I recently rescued a 'tiel bird from a family who felt he was too "noisy" and was going to let him loose outside. I had him out of the cage today to try to work with him and it started out so well. He walked up my arm and sat on my shoulder and preened my hair! I was so happy. He flew off my hand and I got him and held him some more. But then he flew off and landed on the top of his cage.. this was awful any time I got near him to pick him up he attacked me. I am now bleeding from him. How do I work on this with him?


----------



## roxy culver (May 27, 2010)

Sounds like he's cage bound sort of. His cage is his domain. You could try just leaving your hand at the door of his cage for 15 minutes an hour and let him get used to your hand.
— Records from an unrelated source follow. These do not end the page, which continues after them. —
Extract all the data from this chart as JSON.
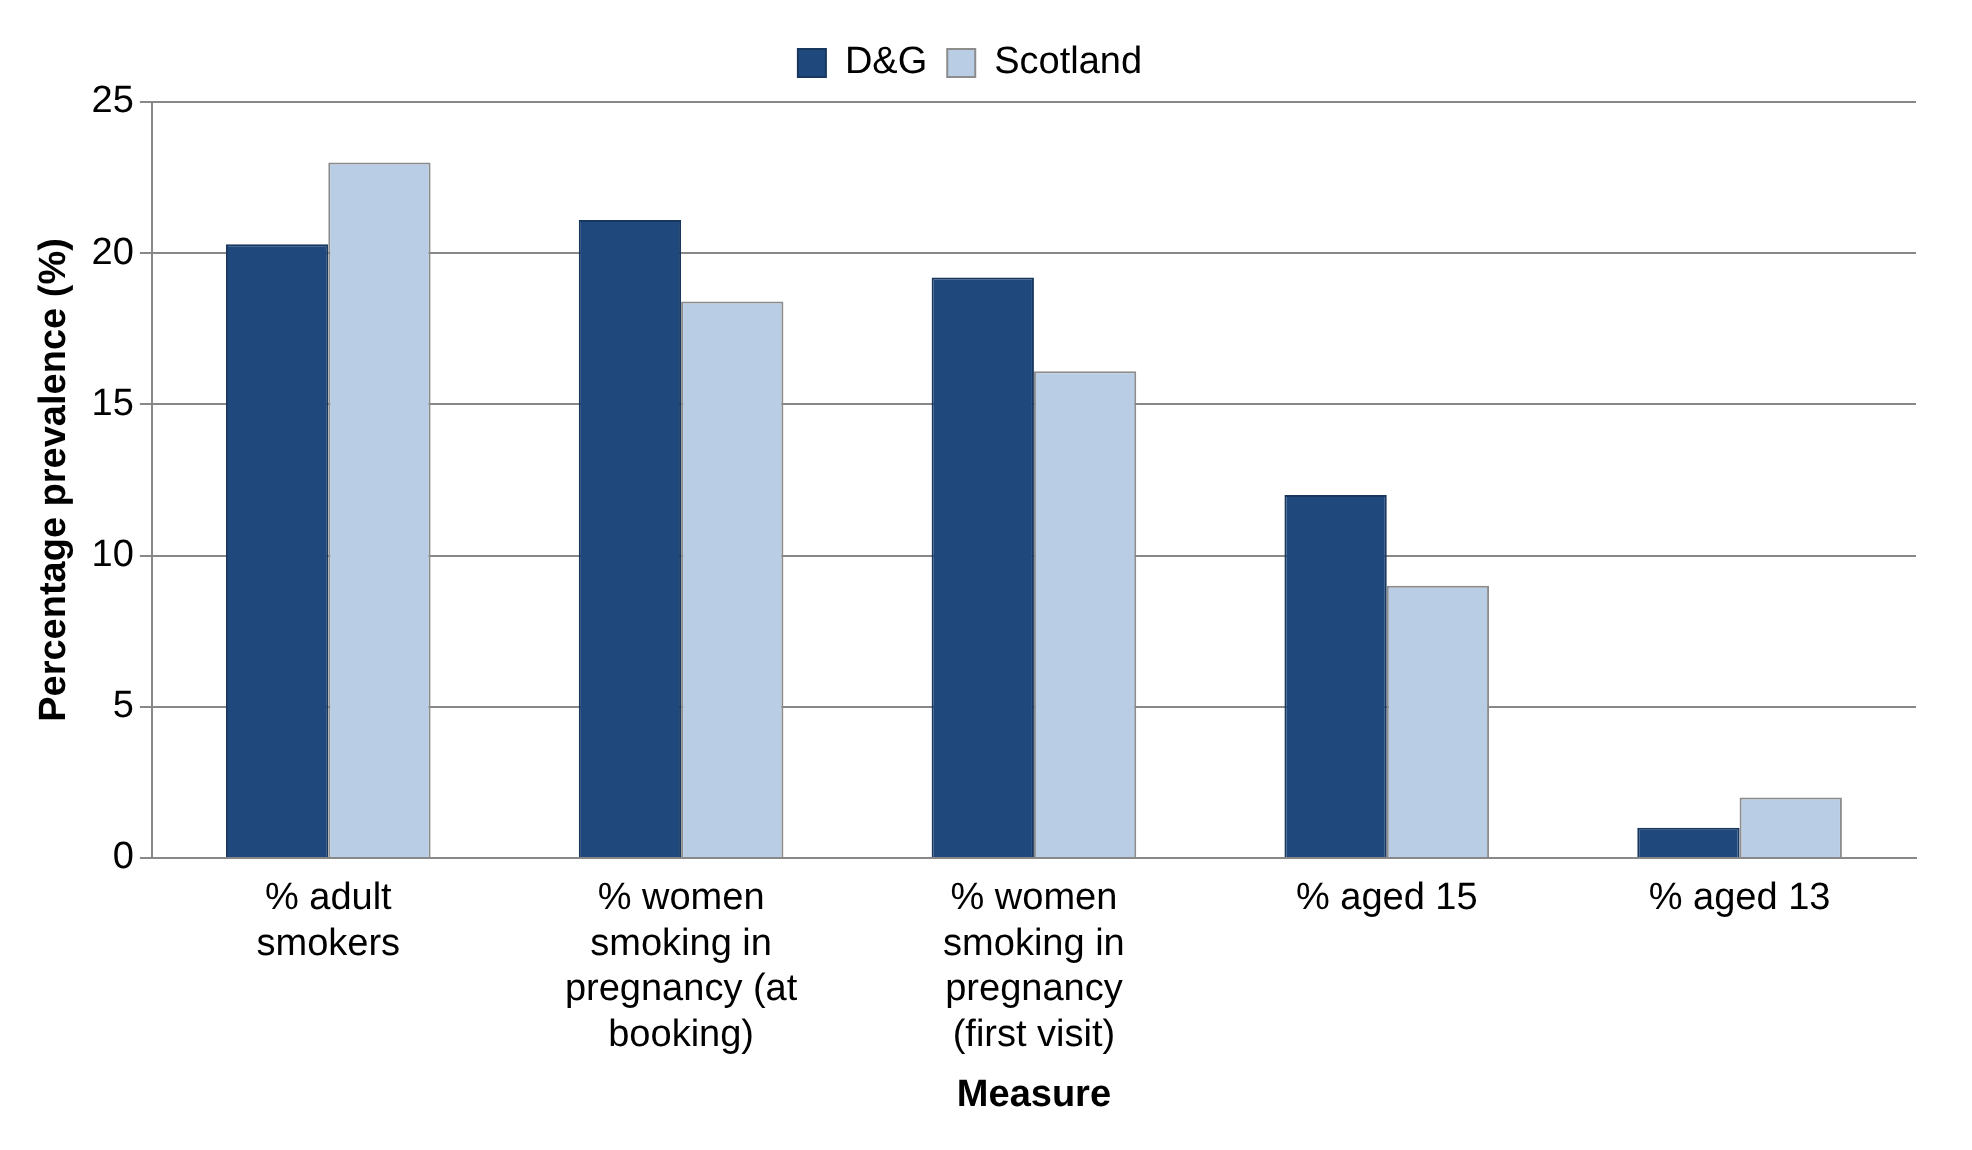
{
  "chart_data": {
    "type": "bar",
    "xlabel": "Measure",
    "ylabel": "Percentage prevalence (%)",
    "categories": [
      "% adult smokers",
      "% women smoking in pregnancy (at booking)",
      "% women smoking in pregnancy (first visit)",
      "% aged 15",
      "% aged 13"
    ],
    "series": [
      {
        "name": "D&G",
        "color": "#1f497d",
        "values": [
          20.3,
          21.1,
          19.2,
          12.0,
          1.0
        ]
      },
      {
        "name": "Scotland",
        "color": "#b9cde5",
        "values": [
          23.0,
          18.4,
          16.1,
          9.0,
          2.0
        ]
      }
    ],
    "ylim": [
      0,
      25
    ],
    "yticks": [
      0,
      5,
      10,
      15,
      20,
      25
    ],
    "grid": "y",
    "legend": "top"
  }
}
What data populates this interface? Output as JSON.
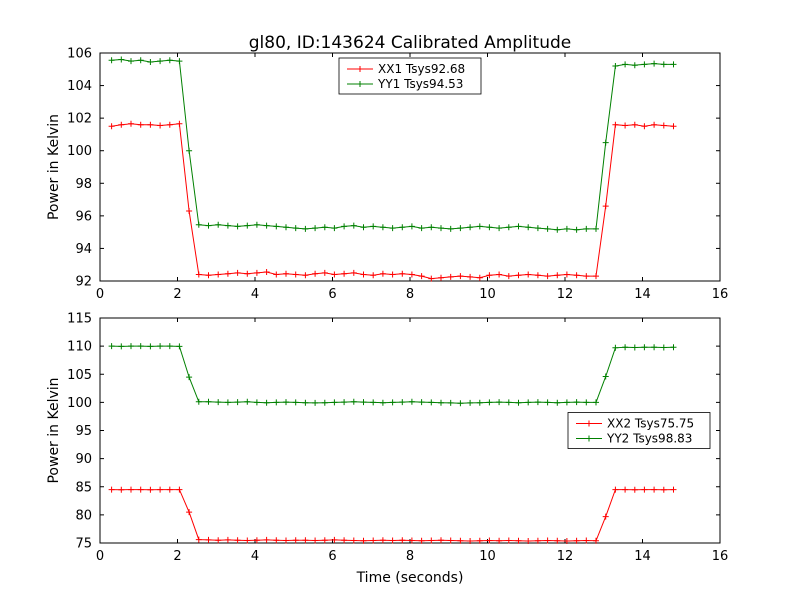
{
  "figure_title": "gl80, ID:143624 Calibrated Amplitude",
  "colors": {
    "xx_series": "#ff0000",
    "yy_series": "#008000",
    "axis": "#000000",
    "background": "#ffffff"
  },
  "chart_data": [
    {
      "type": "line",
      "ylabel": "Power in Kelvin",
      "xlabel": "",
      "xlim": [
        0,
        16
      ],
      "ylim": [
        92,
        106
      ],
      "xticks": [
        0,
        2,
        4,
        6,
        8,
        10,
        12,
        14,
        16
      ],
      "yticks": [
        92,
        94,
        96,
        98,
        100,
        102,
        104,
        106
      ],
      "legend_position": "upper center",
      "marker": "plus",
      "grid": false,
      "x": [
        0.3,
        0.55,
        0.8,
        1.05,
        1.3,
        1.55,
        1.8,
        2.05,
        2.3,
        2.55,
        2.8,
        3.05,
        3.3,
        3.55,
        3.8,
        4.05,
        4.3,
        4.55,
        4.8,
        5.05,
        5.3,
        5.55,
        5.8,
        6.05,
        6.3,
        6.55,
        6.8,
        7.05,
        7.3,
        7.55,
        7.8,
        8.05,
        8.3,
        8.55,
        8.8,
        9.05,
        9.3,
        9.55,
        9.8,
        10.05,
        10.3,
        10.55,
        10.8,
        11.05,
        11.3,
        11.55,
        11.8,
        12.05,
        12.3,
        12.55,
        12.8,
        13.05,
        13.3,
        13.55,
        13.8,
        14.05,
        14.3,
        14.55,
        14.8
      ],
      "series": [
        {
          "name": "XX1 Tsys92.68",
          "color": "#ff0000",
          "values": [
            101.5,
            101.6,
            101.65,
            101.6,
            101.6,
            101.55,
            101.6,
            101.65,
            96.3,
            92.4,
            92.35,
            92.4,
            92.45,
            92.5,
            92.45,
            92.5,
            92.55,
            92.4,
            92.45,
            92.4,
            92.35,
            92.45,
            92.5,
            92.4,
            92.45,
            92.5,
            92.4,
            92.35,
            92.45,
            92.4,
            92.45,
            92.4,
            92.3,
            92.15,
            92.2,
            92.25,
            92.3,
            92.25,
            92.2,
            92.35,
            92.4,
            92.3,
            92.35,
            92.4,
            92.35,
            92.3,
            92.35,
            92.4,
            92.35,
            92.3,
            92.3,
            96.6,
            101.6,
            101.55,
            101.6,
            101.5,
            101.6,
            101.55,
            101.5
          ]
        },
        {
          "name": "YY1 Tsys94.53",
          "color": "#008000",
          "values": [
            105.55,
            105.6,
            105.5,
            105.55,
            105.45,
            105.5,
            105.55,
            105.5,
            100.0,
            95.45,
            95.4,
            95.45,
            95.4,
            95.35,
            95.4,
            95.45,
            95.4,
            95.35,
            95.3,
            95.25,
            95.2,
            95.25,
            95.3,
            95.25,
            95.35,
            95.4,
            95.3,
            95.35,
            95.3,
            95.25,
            95.3,
            95.35,
            95.25,
            95.3,
            95.25,
            95.2,
            95.25,
            95.3,
            95.35,
            95.3,
            95.25,
            95.3,
            95.35,
            95.3,
            95.25,
            95.2,
            95.15,
            95.2,
            95.15,
            95.2,
            95.2,
            100.5,
            105.2,
            105.3,
            105.25,
            105.3,
            105.35,
            105.3,
            105.3
          ]
        }
      ]
    },
    {
      "type": "line",
      "ylabel": "Power in Kelvin",
      "xlabel": "Time (seconds)",
      "xlim": [
        0,
        16
      ],
      "ylim": [
        75,
        115
      ],
      "xticks": [
        0,
        2,
        4,
        6,
        8,
        10,
        12,
        14,
        16
      ],
      "yticks": [
        75,
        80,
        85,
        90,
        95,
        100,
        105,
        110,
        115
      ],
      "legend_position": "center right",
      "marker": "plus",
      "grid": false,
      "x": [
        0.3,
        0.55,
        0.8,
        1.05,
        1.3,
        1.55,
        1.8,
        2.05,
        2.3,
        2.55,
        2.8,
        3.05,
        3.3,
        3.55,
        3.8,
        4.05,
        4.3,
        4.55,
        4.8,
        5.05,
        5.3,
        5.55,
        5.8,
        6.05,
        6.3,
        6.55,
        6.8,
        7.05,
        7.3,
        7.55,
        7.8,
        8.05,
        8.3,
        8.55,
        8.8,
        9.05,
        9.3,
        9.55,
        9.8,
        10.05,
        10.3,
        10.55,
        10.8,
        11.05,
        11.3,
        11.55,
        11.8,
        12.05,
        12.3,
        12.55,
        12.8,
        13.05,
        13.3,
        13.55,
        13.8,
        14.05,
        14.3,
        14.55,
        14.8
      ],
      "series": [
        {
          "name": "XX2 Tsys75.75",
          "color": "#ff0000",
          "values": [
            84.5,
            84.45,
            84.5,
            84.5,
            84.45,
            84.5,
            84.5,
            84.5,
            80.5,
            75.6,
            75.55,
            75.5,
            75.55,
            75.5,
            75.45,
            75.5,
            75.55,
            75.5,
            75.45,
            75.5,
            75.5,
            75.45,
            75.5,
            75.55,
            75.5,
            75.45,
            75.4,
            75.45,
            75.5,
            75.45,
            75.5,
            75.45,
            75.4,
            75.45,
            75.5,
            75.45,
            75.4,
            75.35,
            75.4,
            75.45,
            75.4,
            75.45,
            75.4,
            75.35,
            75.4,
            75.45,
            75.4,
            75.35,
            75.4,
            75.45,
            75.4,
            79.7,
            84.5,
            84.5,
            84.45,
            84.5,
            84.5,
            84.45,
            84.5
          ]
        },
        {
          "name": "YY2 Tsys98.83",
          "color": "#008000",
          "values": [
            110.0,
            109.95,
            110.0,
            110.0,
            109.95,
            110.0,
            110.0,
            109.95,
            104.5,
            100.1,
            100.1,
            100.05,
            100.0,
            100.05,
            100.1,
            100.0,
            99.95,
            100.0,
            100.05,
            100.0,
            99.95,
            99.9,
            99.95,
            100.0,
            100.05,
            100.1,
            100.05,
            100.0,
            99.95,
            100.0,
            100.05,
            100.1,
            100.05,
            100.0,
            99.95,
            99.9,
            99.85,
            99.9,
            99.95,
            100.0,
            100.05,
            100.0,
            99.95,
            100.0,
            100.05,
            100.0,
            99.95,
            100.0,
            100.05,
            100.0,
            100.0,
            104.6,
            109.7,
            109.8,
            109.75,
            109.8,
            109.8,
            109.75,
            109.8
          ]
        }
      ]
    }
  ]
}
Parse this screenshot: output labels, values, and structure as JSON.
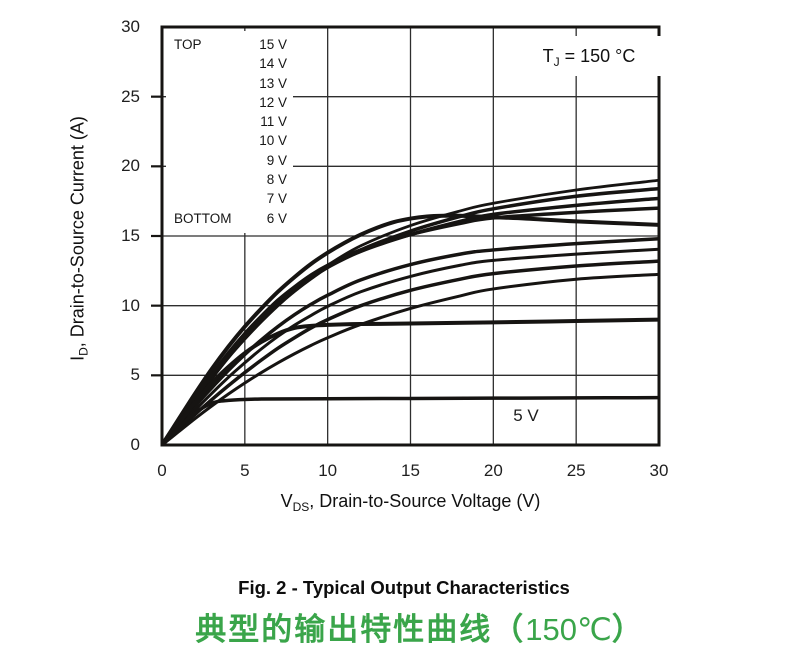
{
  "figure": {
    "fig_caption": "Fig. 2 - Typical Output Characteristics",
    "cn_caption_main": "典型的输出特性曲线",
    "cn_paren_open": "（",
    "cn_temp": "150℃",
    "cn_paren_close": "）",
    "cn_caption_color": "#3aa54a"
  },
  "chart_data": {
    "type": "line",
    "annotation": {
      "prefix": "T",
      "sub": "J",
      "rest": " = 150 °C"
    },
    "xlabel": {
      "prefix": "V",
      "sub": "DS",
      "rest": ", Drain-to-Source Voltage (V)"
    },
    "ylabel": {
      "prefix": "I",
      "sub": "D",
      "rest": ", Drain-to-Source Current (A)"
    },
    "xlim": [
      0,
      30
    ],
    "ylim": [
      0,
      30
    ],
    "x_ticks": [
      0,
      5,
      10,
      15,
      20,
      25,
      30
    ],
    "y_ticks": [
      0,
      5,
      10,
      15,
      20,
      25,
      30
    ],
    "grid": true,
    "curve_color": "#161412",
    "legend": {
      "position": "upper-left",
      "top_label": "TOP",
      "bottom_label": "BOTTOM",
      "entries": [
        "15 V",
        "14 V",
        "13 V",
        "12 V",
        "11 V",
        "10 V",
        "9 V",
        "8 V",
        "7 V",
        "6 V"
      ]
    },
    "inline_label": {
      "text": "5 V",
      "x": 21.5,
      "y": 1.9
    },
    "series": [
      {
        "name": "VGS = 15 V",
        "vgs": 15,
        "width": 2.8,
        "points": [
          [
            0,
            0
          ],
          [
            1,
            1.6
          ],
          [
            2,
            3.18
          ],
          [
            3,
            4.75
          ],
          [
            4,
            6.25
          ],
          [
            5,
            7.6
          ],
          [
            6,
            8.85
          ],
          [
            7,
            10.0
          ],
          [
            8,
            11.05
          ],
          [
            9,
            12.0
          ],
          [
            10,
            12.9
          ],
          [
            12,
            14.3
          ],
          [
            15,
            15.75
          ],
          [
            18,
            16.8
          ],
          [
            20,
            17.35
          ],
          [
            25,
            18.3
          ],
          [
            30,
            19.0
          ]
        ]
      },
      {
        "name": "VGS = 14 V",
        "vgs": 14,
        "width": 3.5,
        "points": [
          [
            0,
            0
          ],
          [
            1,
            1.62
          ],
          [
            2,
            3.22
          ],
          [
            3,
            4.8
          ],
          [
            4,
            6.3
          ],
          [
            5,
            7.65
          ],
          [
            6,
            8.9
          ],
          [
            7,
            10.05
          ],
          [
            8,
            11.05
          ],
          [
            9,
            11.95
          ],
          [
            10,
            12.75
          ],
          [
            12,
            14.0
          ],
          [
            15,
            15.35
          ],
          [
            18,
            16.4
          ],
          [
            20,
            16.95
          ],
          [
            25,
            17.85
          ],
          [
            30,
            18.4
          ]
        ]
      },
      {
        "name": "VGS = 13 V",
        "vgs": 13,
        "width": 3.5,
        "points": [
          [
            0,
            0
          ],
          [
            1,
            1.65
          ],
          [
            2,
            3.3
          ],
          [
            3,
            4.9
          ],
          [
            4,
            6.4
          ],
          [
            5,
            7.8
          ],
          [
            6,
            9.05
          ],
          [
            7,
            10.2
          ],
          [
            8,
            11.15
          ],
          [
            9,
            12.0
          ],
          [
            10,
            12.75
          ],
          [
            12,
            13.9
          ],
          [
            15,
            15.1
          ],
          [
            18,
            16.05
          ],
          [
            20,
            16.55
          ],
          [
            25,
            17.2
          ],
          [
            30,
            17.7
          ]
        ]
      },
      {
        "name": "VGS = 12 V",
        "vgs": 12,
        "width": 3.5,
        "points": [
          [
            0,
            0
          ],
          [
            1,
            1.7
          ],
          [
            2,
            3.4
          ],
          [
            3,
            5.05
          ],
          [
            4,
            6.6
          ],
          [
            5,
            8.0
          ],
          [
            6,
            9.25
          ],
          [
            7,
            10.4
          ],
          [
            8,
            11.35
          ],
          [
            9,
            12.2
          ],
          [
            10,
            12.9
          ],
          [
            12,
            14.0
          ],
          [
            15,
            15.1
          ],
          [
            18,
            15.9
          ],
          [
            20,
            16.3
          ],
          [
            25,
            16.7
          ],
          [
            30,
            17.0
          ]
        ]
      },
      {
        "name": "VGS = 11 V",
        "vgs": 11,
        "width": 4,
        "points": [
          [
            0,
            0
          ],
          [
            1,
            1.85
          ],
          [
            2,
            3.7
          ],
          [
            3,
            5.45
          ],
          [
            4,
            7.05
          ],
          [
            5,
            8.5
          ],
          [
            6,
            9.8
          ],
          [
            7,
            11.0
          ],
          [
            8,
            12.05
          ],
          [
            9,
            13.0
          ],
          [
            10,
            13.8
          ],
          [
            11,
            14.5
          ],
          [
            12,
            15.1
          ],
          [
            13,
            15.6
          ],
          [
            14,
            16.0
          ],
          [
            15,
            16.25
          ],
          [
            16,
            16.4
          ],
          [
            17,
            16.45
          ],
          [
            18,
            16.45
          ],
          [
            20,
            16.35
          ],
          [
            22,
            16.25
          ],
          [
            25,
            16.05
          ],
          [
            30,
            15.8
          ]
        ]
      },
      {
        "name": "VGS = 10 V",
        "vgs": 10,
        "width": 3.5,
        "points": [
          [
            0,
            0
          ],
          [
            1,
            1.4
          ],
          [
            2,
            2.8
          ],
          [
            3,
            4.1
          ],
          [
            4,
            5.35
          ],
          [
            5,
            6.5
          ],
          [
            6,
            7.55
          ],
          [
            7,
            8.5
          ],
          [
            8,
            9.35
          ],
          [
            9,
            10.1
          ],
          [
            10,
            10.75
          ],
          [
            12,
            11.85
          ],
          [
            15,
            12.95
          ],
          [
            18,
            13.7
          ],
          [
            20,
            14.0
          ],
          [
            25,
            14.45
          ],
          [
            30,
            14.8
          ]
        ]
      },
      {
        "name": "VGS = 9 V",
        "vgs": 9,
        "width": 3,
        "points": [
          [
            0,
            0
          ],
          [
            1,
            1.25
          ],
          [
            2,
            2.5
          ],
          [
            3,
            3.7
          ],
          [
            4,
            4.85
          ],
          [
            5,
            5.9
          ],
          [
            6,
            6.9
          ],
          [
            7,
            7.8
          ],
          [
            8,
            8.6
          ],
          [
            9,
            9.3
          ],
          [
            10,
            9.95
          ],
          [
            12,
            11.0
          ],
          [
            15,
            12.1
          ],
          [
            18,
            12.9
          ],
          [
            20,
            13.25
          ],
          [
            25,
            13.7
          ],
          [
            30,
            14.05
          ]
        ]
      },
      {
        "name": "VGS = 8 V",
        "vgs": 8,
        "width": 3.5,
        "points": [
          [
            0,
            0
          ],
          [
            1,
            1.1
          ],
          [
            2,
            2.2
          ],
          [
            3,
            3.25
          ],
          [
            4,
            4.25
          ],
          [
            5,
            5.2
          ],
          [
            6,
            6.1
          ],
          [
            7,
            6.95
          ],
          [
            8,
            7.7
          ],
          [
            9,
            8.4
          ],
          [
            10,
            9.0
          ],
          [
            12,
            10.0
          ],
          [
            15,
            11.1
          ],
          [
            18,
            11.9
          ],
          [
            20,
            12.3
          ],
          [
            25,
            12.85
          ],
          [
            30,
            13.2
          ]
        ]
      },
      {
        "name": "VGS = 7 V",
        "vgs": 7,
        "width": 3,
        "points": [
          [
            0,
            0
          ],
          [
            1,
            0.95
          ],
          [
            2,
            1.9
          ],
          [
            3,
            2.8
          ],
          [
            4,
            3.65
          ],
          [
            5,
            4.45
          ],
          [
            6,
            5.2
          ],
          [
            7,
            5.9
          ],
          [
            8,
            6.55
          ],
          [
            9,
            7.15
          ],
          [
            10,
            7.7
          ],
          [
            12,
            8.65
          ],
          [
            15,
            9.8
          ],
          [
            18,
            10.7
          ],
          [
            20,
            11.2
          ],
          [
            25,
            11.9
          ],
          [
            30,
            12.25
          ]
        ]
      },
      {
        "name": "VGS = 6 V",
        "vgs": 6,
        "width": 4,
        "points": [
          [
            0,
            0
          ],
          [
            1,
            1.55
          ],
          [
            2,
            3.05
          ],
          [
            3,
            4.45
          ],
          [
            4,
            5.6
          ],
          [
            5,
            6.6
          ],
          [
            6,
            7.4
          ],
          [
            7,
            8.0
          ],
          [
            8,
            8.4
          ],
          [
            9,
            8.55
          ],
          [
            10,
            8.62
          ],
          [
            12,
            8.68
          ],
          [
            15,
            8.72
          ],
          [
            20,
            8.8
          ],
          [
            25,
            8.9
          ],
          [
            30,
            9.0
          ]
        ]
      },
      {
        "name": "VGS = 5 V",
        "vgs": 5,
        "width": 3.5,
        "points": [
          [
            0,
            0
          ],
          [
            1,
            1.25
          ],
          [
            2,
            2.3
          ],
          [
            3,
            3.0
          ],
          [
            4,
            3.2
          ],
          [
            6,
            3.3
          ],
          [
            10,
            3.32
          ],
          [
            15,
            3.34
          ],
          [
            20,
            3.36
          ],
          [
            25,
            3.38
          ],
          [
            30,
            3.4
          ]
        ]
      }
    ]
  }
}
OR you could try to tame him in another room away from the cage so that he can't see it and fly back to it.


----------



## HappyWDWCampers (Jan 3, 2010)

I am thinking the same thing... I was afraid to take him out of that room because I don't want him too close to the other birds yet. Maybe I can cover his cage? Do you think getting him a new bigger cage will help or will he become territorial of that one too?


----------



## roxy culver (May 27, 2010)

Well he may be afraid of it at first lol...but he'll get used to it. You could try switching up the perches and toys in his current cage for now, like switching where everything is, as this will make the cage seem "new" and not like his "old" cage.


----------



## HappyWDWCampers (Jan 3, 2010)

LOL -- there is no room in teh cage to move anything... it is too small as far as I am concerned and there are no bars to separate him from the tray on the bottom either... I am a little concerned that he only seems to eat when I am around but I can't move him into a more public area without violating quarantine rules and having him in the same room as other birds...  I feel so bad for him.


----------



## roxy culver (May 27, 2010)

AW but you're trying and that's what matters. You have to make sure your other birds are safe too. Well hopefully he doesn't get possessive of the new cage. lol


----------



## HappyWDWCampers (Jan 3, 2010)

Well, the new cage is not here yet... it is being raffled off and I am just praying and praying we win. He needs it but it is so nice and EXPENSIVE that it is not in the budget right now. I find out on June 4th if I win. If not, I am back to looking on Craiglist but so far all that Craigslist has turned up are rusty messes!


----------



## roxy culver (May 27, 2010)

Yea that can be tricky...try looking on ebayclassifieds.com as well, its just like craigslist but ran by ebay. You don't bet on anything though, nothing like that.


----------



## Wicket (May 28, 2011)

I'd say cover his cage while you work with him, or if you can, move it elsewhere. Good luck.


----------